AJB Bumiputera 1912, sebagai perusahaan asuransi tertua dan terbesar di Indonesia misalnya, telah menyediakan produk asuransi jiwa Mitra Melati dan Mitra Sehat. Dengan Mitra Melati, sebagai pemegang polis, kita akan mendapatkan proteksi karena meninggal dunia, tabungan serta investasi yang kembaliannya (return) bisa mencapai 4,5% per tahun. Adapun Mitra Sehat, Anda mendapatkan jaminan santunan meninggal dunia, jaminan perawatan di rumah sakit, sekaligus perolehan hasil investasi yang kompetitif.

Jadi, tunggu apalagi.
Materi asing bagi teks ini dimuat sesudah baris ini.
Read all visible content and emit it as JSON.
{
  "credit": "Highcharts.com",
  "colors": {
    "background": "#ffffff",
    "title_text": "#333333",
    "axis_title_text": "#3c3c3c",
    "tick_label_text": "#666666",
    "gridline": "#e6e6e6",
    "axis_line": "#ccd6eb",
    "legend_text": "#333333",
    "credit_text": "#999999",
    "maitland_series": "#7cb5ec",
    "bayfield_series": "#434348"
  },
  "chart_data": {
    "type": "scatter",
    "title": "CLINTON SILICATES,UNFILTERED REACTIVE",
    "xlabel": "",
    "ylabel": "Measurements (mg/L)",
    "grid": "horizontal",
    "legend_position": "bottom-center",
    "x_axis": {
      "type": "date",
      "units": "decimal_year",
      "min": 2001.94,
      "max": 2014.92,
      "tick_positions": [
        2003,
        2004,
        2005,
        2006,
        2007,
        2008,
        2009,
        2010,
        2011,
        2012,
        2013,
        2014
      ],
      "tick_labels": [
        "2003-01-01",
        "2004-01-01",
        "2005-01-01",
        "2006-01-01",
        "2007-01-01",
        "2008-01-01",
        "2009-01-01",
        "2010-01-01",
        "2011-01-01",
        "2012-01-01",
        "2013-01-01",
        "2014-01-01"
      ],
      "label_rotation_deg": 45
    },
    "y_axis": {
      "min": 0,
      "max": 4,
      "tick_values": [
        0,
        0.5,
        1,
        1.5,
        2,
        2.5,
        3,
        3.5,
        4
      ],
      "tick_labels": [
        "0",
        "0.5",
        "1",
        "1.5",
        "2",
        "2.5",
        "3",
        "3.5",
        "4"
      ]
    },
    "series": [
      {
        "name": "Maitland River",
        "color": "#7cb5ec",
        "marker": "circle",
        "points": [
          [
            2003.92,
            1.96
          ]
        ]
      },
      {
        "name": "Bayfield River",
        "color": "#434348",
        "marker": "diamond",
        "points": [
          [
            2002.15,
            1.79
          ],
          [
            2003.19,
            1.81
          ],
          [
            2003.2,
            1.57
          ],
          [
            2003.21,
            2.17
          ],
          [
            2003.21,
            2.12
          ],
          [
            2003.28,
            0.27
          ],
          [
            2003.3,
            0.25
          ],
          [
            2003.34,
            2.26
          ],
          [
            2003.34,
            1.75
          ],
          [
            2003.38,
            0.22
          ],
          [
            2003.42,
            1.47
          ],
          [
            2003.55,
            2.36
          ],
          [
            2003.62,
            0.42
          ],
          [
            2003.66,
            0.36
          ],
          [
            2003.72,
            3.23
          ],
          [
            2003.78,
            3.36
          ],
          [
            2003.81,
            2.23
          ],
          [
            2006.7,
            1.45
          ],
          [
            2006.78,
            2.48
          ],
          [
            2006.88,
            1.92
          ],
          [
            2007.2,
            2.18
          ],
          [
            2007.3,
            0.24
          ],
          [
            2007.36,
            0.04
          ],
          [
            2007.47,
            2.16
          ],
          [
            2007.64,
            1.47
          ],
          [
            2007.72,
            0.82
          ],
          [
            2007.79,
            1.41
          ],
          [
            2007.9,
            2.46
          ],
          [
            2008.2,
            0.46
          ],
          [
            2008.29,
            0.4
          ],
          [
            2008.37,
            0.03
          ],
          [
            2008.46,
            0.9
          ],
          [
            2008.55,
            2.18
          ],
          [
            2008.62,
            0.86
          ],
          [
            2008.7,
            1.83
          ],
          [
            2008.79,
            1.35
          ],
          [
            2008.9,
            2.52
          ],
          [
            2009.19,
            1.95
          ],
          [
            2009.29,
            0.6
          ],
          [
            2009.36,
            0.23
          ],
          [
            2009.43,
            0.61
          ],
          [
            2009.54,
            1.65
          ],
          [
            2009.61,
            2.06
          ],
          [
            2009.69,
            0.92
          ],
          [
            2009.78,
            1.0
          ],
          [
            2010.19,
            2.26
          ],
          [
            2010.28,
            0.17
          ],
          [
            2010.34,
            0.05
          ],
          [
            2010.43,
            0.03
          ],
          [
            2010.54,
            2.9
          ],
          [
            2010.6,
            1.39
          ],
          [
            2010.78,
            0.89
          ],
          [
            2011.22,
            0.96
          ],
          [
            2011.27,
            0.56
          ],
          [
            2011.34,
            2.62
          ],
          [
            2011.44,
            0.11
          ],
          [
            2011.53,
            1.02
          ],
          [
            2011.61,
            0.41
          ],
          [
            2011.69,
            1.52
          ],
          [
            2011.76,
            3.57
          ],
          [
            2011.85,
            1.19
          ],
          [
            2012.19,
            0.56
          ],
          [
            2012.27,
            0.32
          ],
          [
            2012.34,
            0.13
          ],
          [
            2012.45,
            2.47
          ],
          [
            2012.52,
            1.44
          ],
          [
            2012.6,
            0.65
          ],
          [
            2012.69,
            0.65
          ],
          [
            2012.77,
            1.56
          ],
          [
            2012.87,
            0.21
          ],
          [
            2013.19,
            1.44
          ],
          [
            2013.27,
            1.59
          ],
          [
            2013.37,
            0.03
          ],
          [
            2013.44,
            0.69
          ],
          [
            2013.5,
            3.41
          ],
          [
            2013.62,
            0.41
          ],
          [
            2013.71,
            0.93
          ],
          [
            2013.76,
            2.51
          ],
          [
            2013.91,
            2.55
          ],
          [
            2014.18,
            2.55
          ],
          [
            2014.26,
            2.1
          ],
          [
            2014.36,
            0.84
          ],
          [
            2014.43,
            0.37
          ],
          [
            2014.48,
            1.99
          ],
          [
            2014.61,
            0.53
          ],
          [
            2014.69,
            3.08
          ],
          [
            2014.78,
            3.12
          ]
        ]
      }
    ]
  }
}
Dengan produk seperti Mitra Melati dan Mitra Sehat AJB Bumiputera 1912, jika Tuhan YME mengaruniai usia panjang dan tetap segar bugar hingga masa akhir polis, Anda tetap memiliki uang yang telah digunakan membayar premi.

Belilah “rompi tahan peluru” Anda sekarang dan kenakanlah. Sebab, Anda tidak pernah tahu dengan pasti apa yang bakal dihadapi di hari-hari mendatang. Anda tidak akan pernah apakah bedil eksekutor di hadapan Anda berisi peluru hampa atau peluru tajam!

* Kolom ini disertakan dalam sayembara penulisan esai AJB Bumiputera 1912.